Sarı kirlikle ilgili yaptığı açıklamalarda ortaya çıkan salgı ve bakterilerin deniz salyası yani yapışkan müsilaja neden olduğunu vurguladı. Günümüzde yaşanan kirliliğin ise yüzeyden başlayıp 30 metreye kadar devam ettiğini belirten Sarı, "Denizin altı, üstünden daha kötü vaziyette. Bunların bir kısmı havaların ısınması ile birlikte parçalanarak üste çıkmaya başladı. Bir kısmı da parçalanarak denizin dibine çökmeye başladı. Denizin dibine çökenler balıkları öldürmeye başladılar. Yaklaşık 5 kilometrelik bir mesafede binlerce balık ölüsü ile karşılaştık. Misakça, Şirinçavuş sahillerinde daha çok dip balıklarını öldürdü. Vatozlar, pisi balıkları onların çok sayıda ölmüşlerine rastladık. Bugünlerde Marmara kıyılarında yumurtlayan gümüş balıkları, yumurtlamak için kıyıya gelen bu balıklar kıyıda kümelenmiş olan müsilaj tabakaları nedeniyle oksijensiz kaldılar ve yoğun şekilde onların ölüleri ile karşılaşmış olduk. Dolayısıyla Marmara'da durum çok kritik" dedi.

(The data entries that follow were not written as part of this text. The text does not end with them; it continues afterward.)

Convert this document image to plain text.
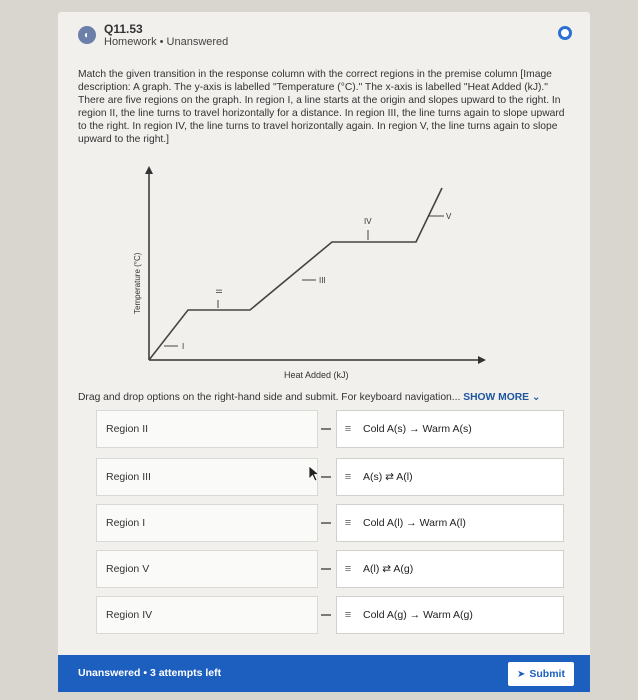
◐	Q11.53
Homework • Unanswered
Match the given transition in the response column with the correct regions in the premise column [Image description: A graph. The y-axis is labelled "Temperature (°C)." The x-axis is labelled "Heat Added (kJ)." There are five regions on the graph. In region I, a line starts at the origin and slopes upward to the right. In region II, the line turns to travel horizontally for a distance. In region III, the line turns again to slope upward to the right. In region IV, the line turns to travel horizontally again. In region V, the line turns again to slope upward to the right.]
Heat Added (kJ)
Temperature (°C)
I
II
III
IV
V
Drag and drop options on the right-hand side and submit. For keyboard navigation... SHOW MORE ⌄
Region II	≡	Cold A(s) → Warm A(s)
Region III	≡	A(s) ⇄ A(l)
Region I	≡	Cold A(l) → Warm A(l)
Region V	≡	A(l) ⇄ A(g)
Region IV	≡	Cold A(g) → Warm A(g)
Unanswered • 3 attempts left	➤ Submit
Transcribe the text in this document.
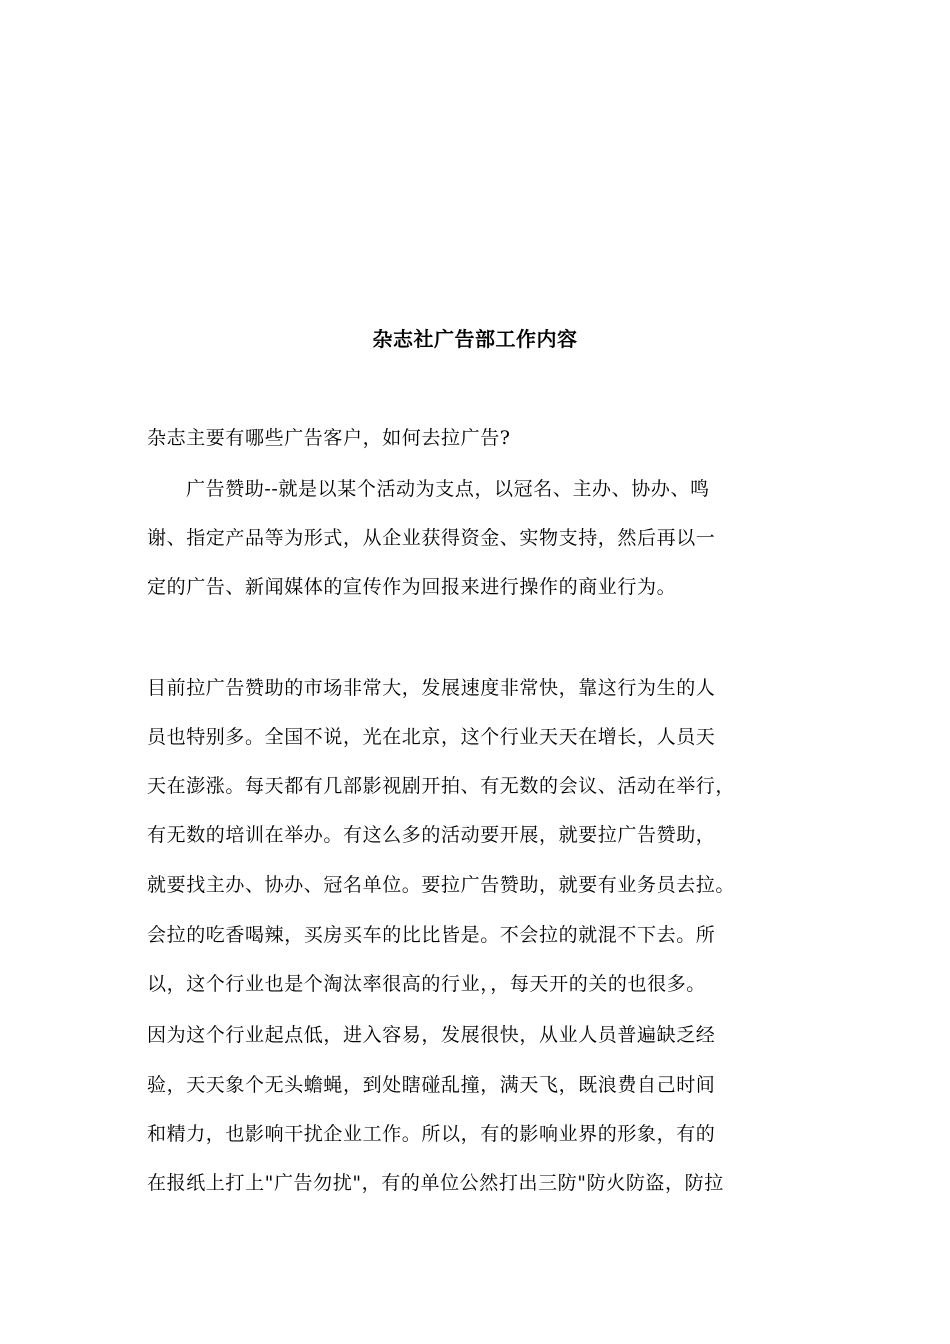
杂志社广告部工作内容
杂志主要有哪些广告客户，如何去拉广告?
广告赞助--就是以某个活动为支点，以冠名、主办、协办、鸣
谢、指定产品等为形式，从企业获得资金、实物支持，然后再以一
定的广告、新闻媒体的宣传作为回报来进行操作的商业行为。
目前拉广告赞助的市场非常大，发展速度非常快，靠这行为生的人
员也特别多。全国不说，光在北京，这个行业天天在增长，人员天
天在澎涨。每天都有几部影视剧开拍、有无数的会议、活动在举行，
有无数的培训在举办。有这么多的活动要开展，就要拉广告赞助，
就要找主办、协办、冠名单位。要拉广告赞助，就要有业务员去拉。
会拉的吃香喝辣，买房买车的比比皆是。不会拉的就混不下去。所
以，这个行业也是个淘汰率很高的行业，，每天开的关的也很多。
因为这个行业起点低，进入容易，发展很快，从业人员普遍缺乏经
验，天天象个无头蟾蝇，到处瞎碰乱撞，满天飞，既浪费自己时间
和精力，也影响干扰企业工作。所以，有的影响业界的形象，有的
在报纸上打上"广告勿扰"，有的单位公然打出三防"防火防盗，防拉
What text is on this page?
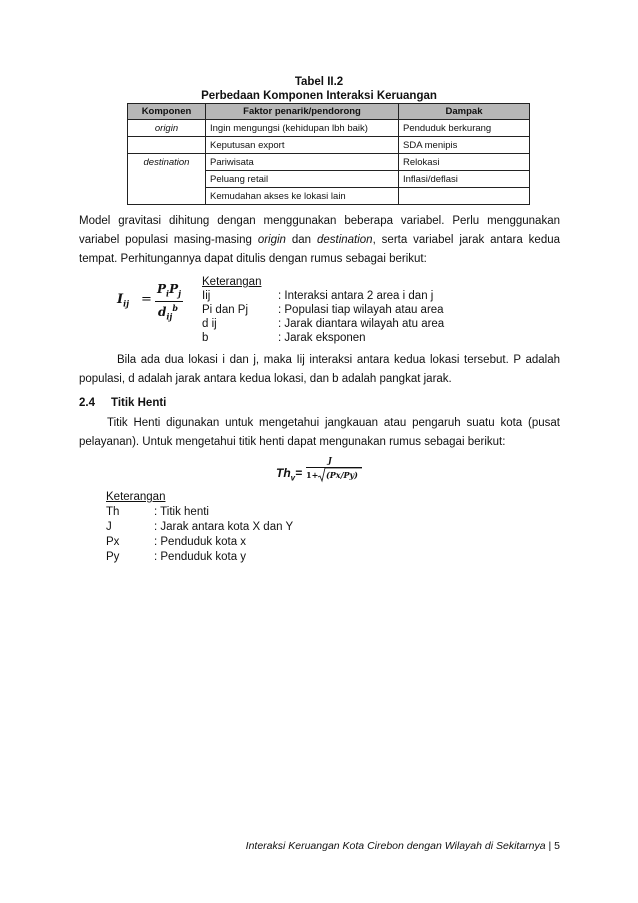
Tabel II.2
Perbedaan Komponen Interaksi Keruangan
Komponen	Faktor penarik/pendorong	Dampak
origin	Ingin mengungsi (kehidupan lbh baik)	Penduduk berkurang
	Keputusan export	SDA menipis
destination	Pariwisata	Relokasi
	Peluang retail	Inflasi/deflasi
	Kemudahan akses ke lokasi lain	
Model gravitasi dihitung dengan menggunakan beberapa variabel. Perlu menggunakan variabel populasi masing-masing origin dan destination, serta variabel jarak antara kedua tempat. Perhitungannya dapat ditulis dengan rumus sebagai berikut:
$I_{ij}$ =
$P_iP_j$
$d_{ij}^b$
Keterangan
Iij	: Interaksi antara 2 area i dan j
Pi dan Pj	: Populasi tiap wilayah atau area
d ij	: Jarak diantara wilayah atu area
b	: Jarak eksponen
Bila ada dua lokasi i dan j, maka Iij interaksi antara kedua lokasi tersebut. P adalah populasi, d adalah jarak antara kedua lokasi, dan b adalah pangkat jarak.
2.4 Titik Henti
Titik Henti digunakan untuk mengetahui jangkauan atau pengaruh suatu kota (pusat pelayanan). Untuk mengetahui titik henti dapat mengunakan rumus sebagai berikut:
$Th_v=$
J
1+ (Px/Py)
Keterangan
Th	: Titik henti
J	: Jarak antara kota X dan Y
Px	: Penduduk kota x
Py	: Penduduk kota y
Interaksi Keruangan Kota Cirebon dengan Wilayah di Sekitarnya | 5
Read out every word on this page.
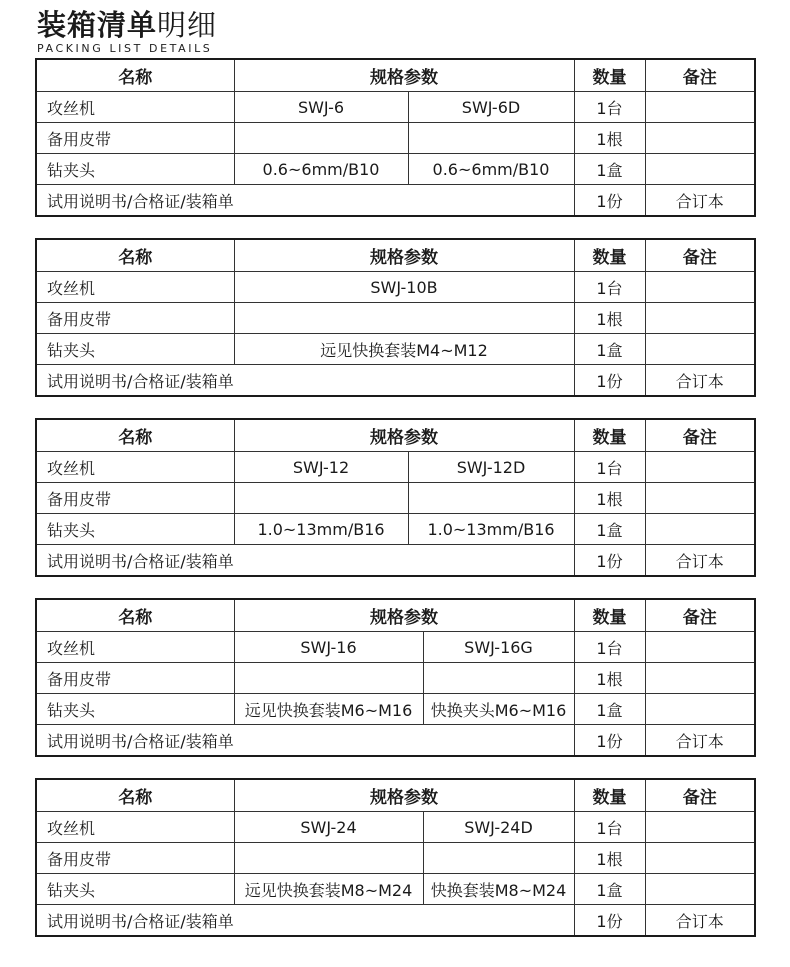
装箱清单明细
PACKING LIST DETAILS
名称	规格参数		数量	备注
攻丝机	SWJ-6	SWJ-6D	1台	
备用皮带			1根	
钻夹头	0.6~6mm/B10	0.6~6mm/B10	1盒	
试用说明书/合格证/装箱单			1份	合订本
名称	规格参数	数量	备注
攻丝机	SWJ-10B	1台	
备用皮带		1根	
钻夹头	远见快换套装M4~M12	1盒	
试用说明书/合格证/装箱单		1份	合订本
名称	规格参数		数量	备注
攻丝机	SWJ-12	SWJ-12D	1台	
备用皮带			1根	
钻夹头	1.0~13mm/B16	1.0~13mm/B16	1盒	
试用说明书/合格证/装箱单			1份	合订本
名称	规格参数		数量	备注
攻丝机	SWJ-16	SWJ-16G	1台	
备用皮带			1根	
钻夹头	远见快换套装M6~M16	快换夹头M6~M16	1盒	
试用说明书/合格证/装箱单			1份	合订本
名称	规格参数		数量	备注
攻丝机	SWJ-24	SWJ-24D	1台	
备用皮带			1根	
钻夹头	远见快换套装M8~M24	快换套装M8~M24	1盒	
试用说明书/合格证/装箱单			1份	合订本
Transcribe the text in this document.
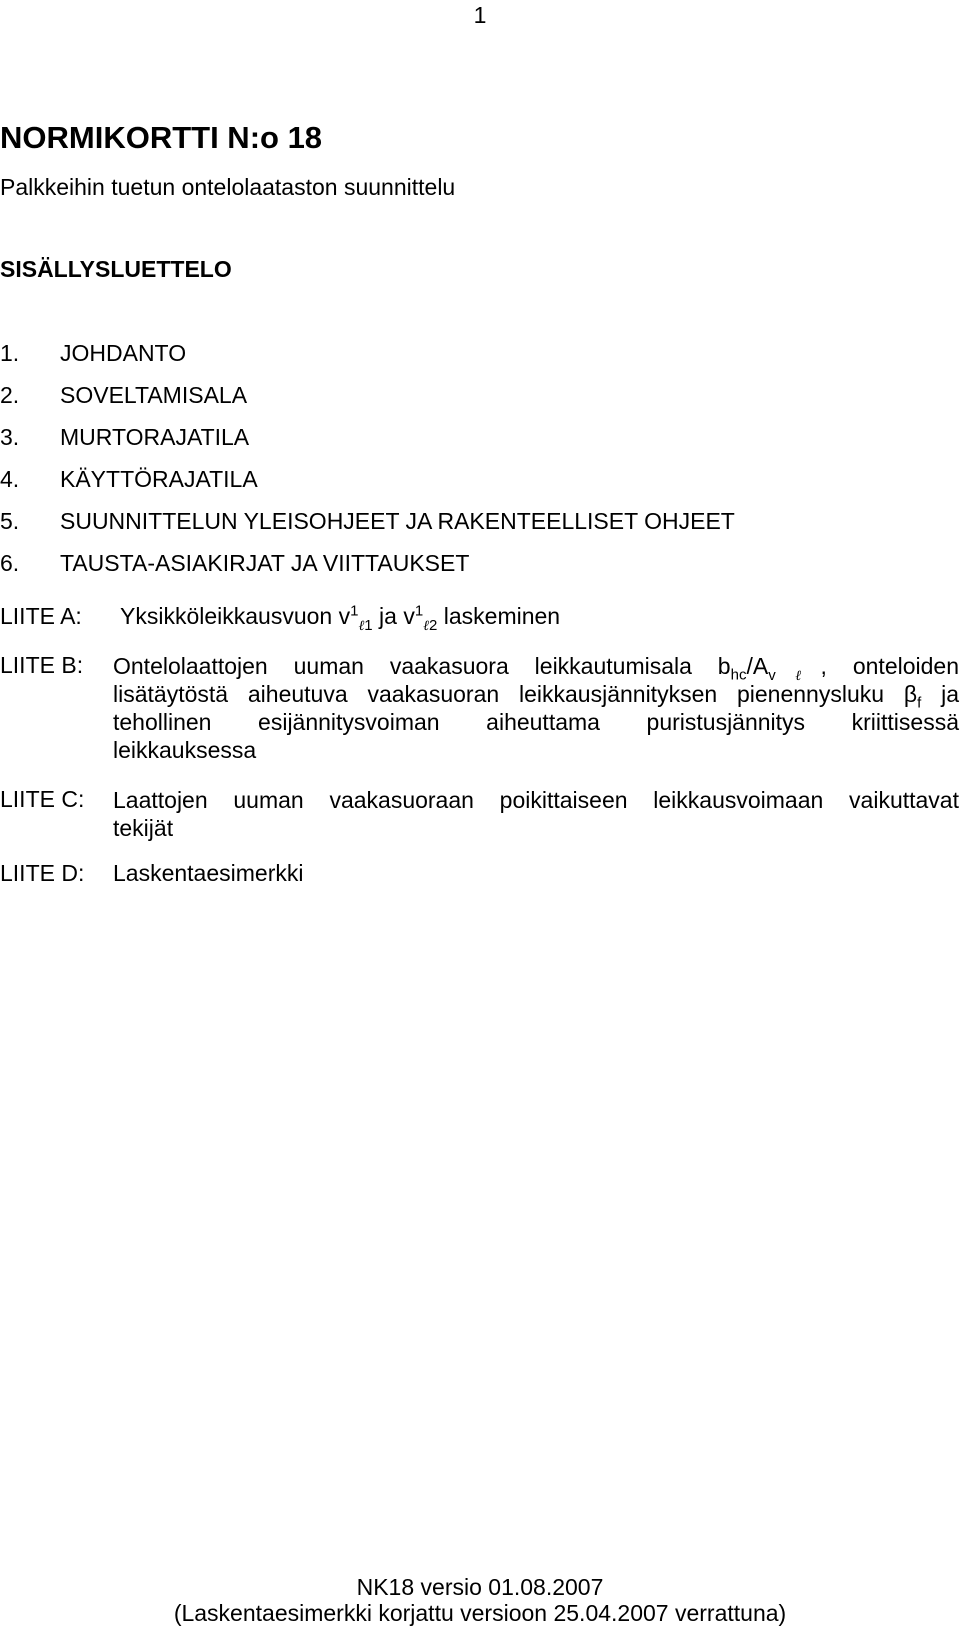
1
NORMIKORTTI N:o 18
Palkkeihin tuetun ontelolaataston suunnittelu
SISÄLLYSLUETTELO
1. JOHDANTO
2. SOVELTAMISALA
3. MURTORAJATILA
4. KÄYTTÖRAJATILA
5. SUUNNITTELUN YLEISOHJEET JA RAKENTEELLISET OHJEET
6. TAUSTA-ASIAKIRJAT JA VIITTAUKSET
LIITE A: Yksikköleikkausvuon $v^1_{\ell 1}$ ja $v^1_{\ell 2}$ laskeminen
LIITE B: Ontelolaattojen uuman vaakasuora leikkautumisala $b_{hc}/A_{v\ell}$, onteloiden
lisätäytöstä aiheutuva vaakasuoran leikkausjännityksen pienennysluku $\beta_f$ ja
tehollinen esijännitysvoiman aiheuttama puristusjännitys kriittisessä
leikkauksessa
LIITE C: Laattojen uuman vaakasuoraan poikittaiseen leikkausvoimaan vaikuttavat
tekijät
LIITE D: Laskentaesimerkki
NK18 versio 01.08.2007
(Laskentaesimerkki korjattu versioon 25.04.2007 verrattuna)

"MÜSİLAJ TEHLİKESİ GÜN GEÇTİKÇE BÜYÜYOR"
Denizlerdeki tehlikenin gün geçtikçe büyüdüğüne dikkat çeken Sarı yapılması gerekenlerin altını çizerek, "Küresel iklim değişikliği bir gerçek, bir realite. Bunun dikkate alınarak bir an önce iklim değişikliğine uyum çalışmalarına başlamamız lazım. Denizi soğutamayacağımıza göre mevcut şartlarda Marmara Denizi'nin yükünü azaltmamız lazım. Kirlilik yükünü, azot fosfor yükünü azaltmamız lazım. Marmara Denizi'nin çevresinde bir litre bile arıtılmadan su denize bırakılmamalı." açıklamasında bulundu.
Yaşanan tehlike önlenmediği takdirde yıllar içinde büyüyeceğini ifade eden Sarı, "Çok acil olarak Marmara Denizi'nin çevresindeki bütün atıkları arıtarak denize vermek yönünde bir irade ortaya koymak zorundayız. Şu anda av mevsimi kapandı. Büyük balıkçıların tamamı için av sezonu kapandı. Balıkçılar Ocak ayından bu yana müsilajdan çok mağdur oldular. Dolayısıyla balıkçıların bu dönemdeki mağduriyetlerini giderecek desteklemeler yapılmalıdır" diye konuştu.